CMS has until April 2019 to mail out new cards to all 60 million national Medicaid beneficiaries. Current Medicare cards will be accepted until December 31, 2019, after which only the new MBI card will be accepted. The new card will not impact current Medicare benefits or status. Beneficiaries are asked to destroy, not throw away, their old Medicare cards once the new one is received.The Illinois Attorney General’s office is warning residents about scams contacting you by email or phone asking you to confirm your Medicare number so they can send you a new card. If you need to update your mailing address you can do so online here or by calling 1-800-772-1213.
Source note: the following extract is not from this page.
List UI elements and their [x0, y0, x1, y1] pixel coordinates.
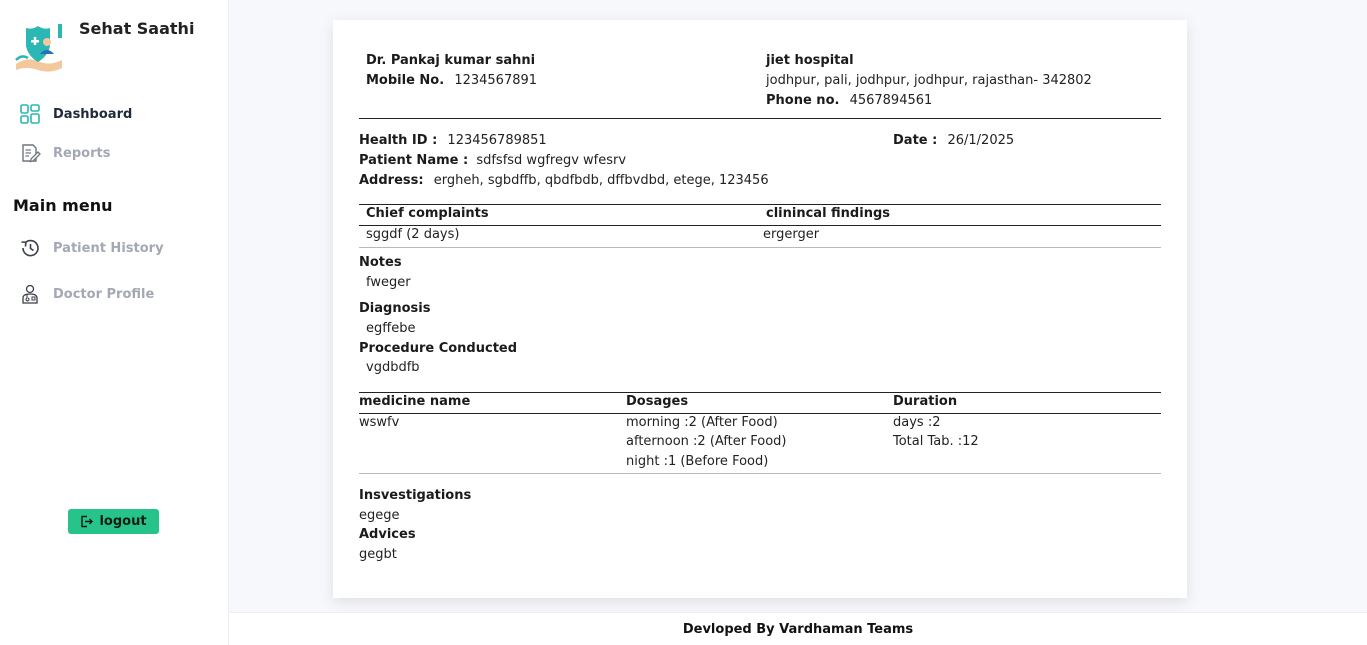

Becoming a US Citizen is a huge honor and I know it is the culmination of a lot of hard work for immigrants and their families. I am partnering with the Illinois Coalition for Immigrant and Refugee Rights to help make the process easier for them. On Saturday July 14th from 10am-3pm I am hosting a citizenship workshop. Volunteers from various organizations will be on hand to help assist applicants in completing the necessary forms and documents. This event is for LEGAL immigrants only. To be eligible for citizenship you must be a legal permanent resident of the United States for at least 5 years, or if married to a U.S. citizen, for 3 years. Applicants should bring the required documents with them to the workshop: residency card, SSN, passport, and any driver’s licenses or state IDs. Applicants are also advised to bring a $725 money order made out to the U.S. Department of Homeland Security ($640 if older than 75). If you have any questions about the event or the requirements, please call (815) 727-3683 ext. 5400.
Did You Know?
June is National Homeownership Month, a time to celebrate and promote the dream of owning a home. The Illinois Housing Development Authority (IDHA) is committed to making homeownership more affordable, accessible and sustainable in Illinois, and through our network of lending partners, more than 24,000 Illinois households have used an IHDA loan to purchase a home in the past three years. IDHA has introduced the Access Mortgage Program to ensure homeownership is within reach for even more Illinois families.
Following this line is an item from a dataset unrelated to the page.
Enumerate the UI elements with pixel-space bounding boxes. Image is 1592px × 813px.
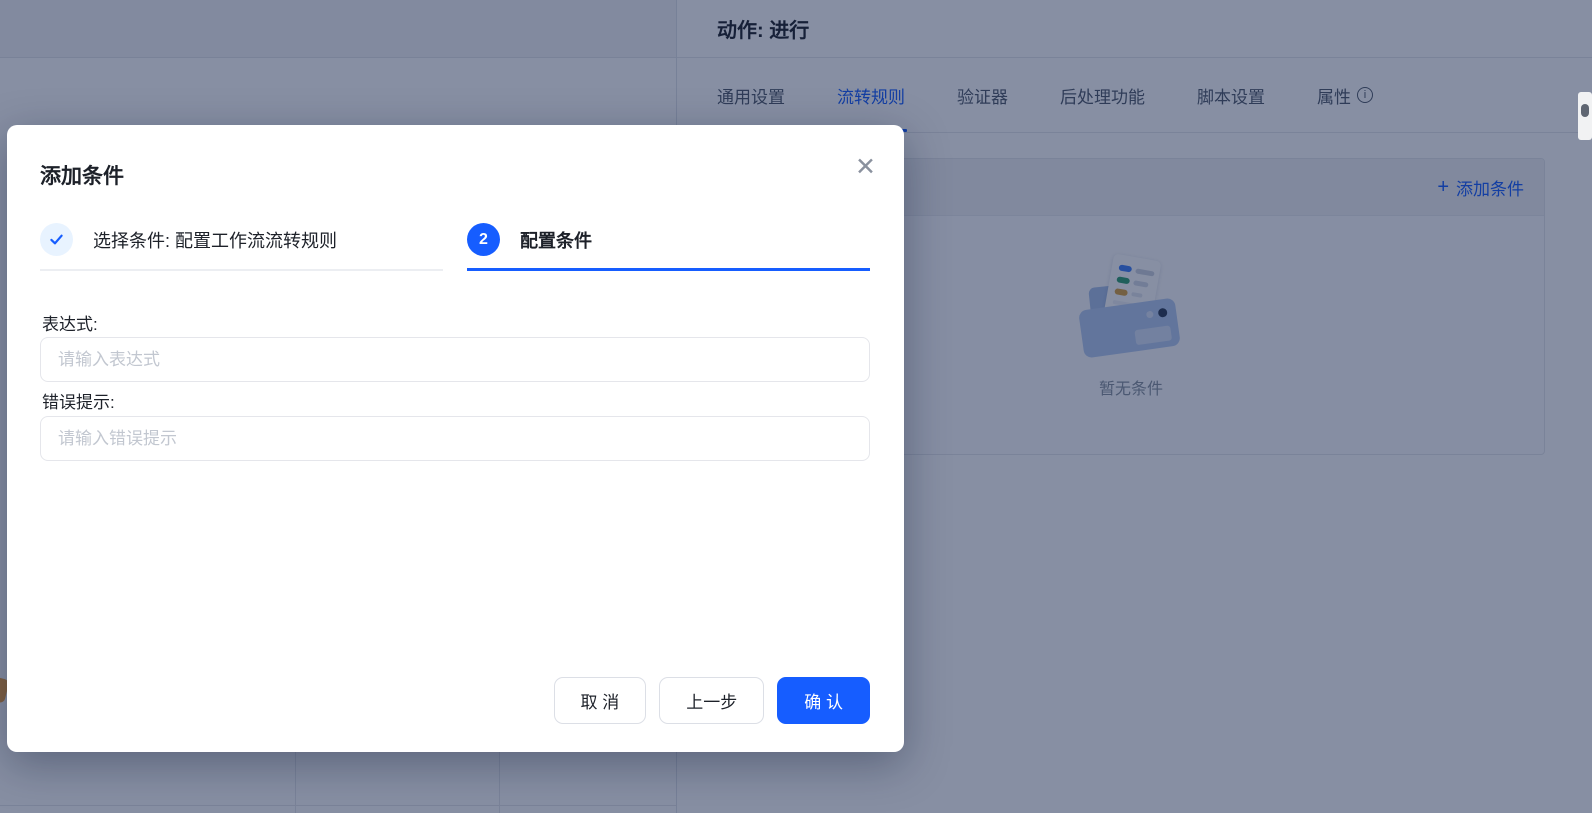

The Access Mortgage Program offers three down payment assistance options to allow first-time and repeat homebuyers to select the solution best for their situation. Available in every county of the state, the program offers competitive interest rates and up to $10,000 in down payment assistance to help borrowers purchase a new or existing home. The program is less restrictive, allows borrowers to purchase new or existing properties, and offers more options to help the buyer find the down payment boost they need.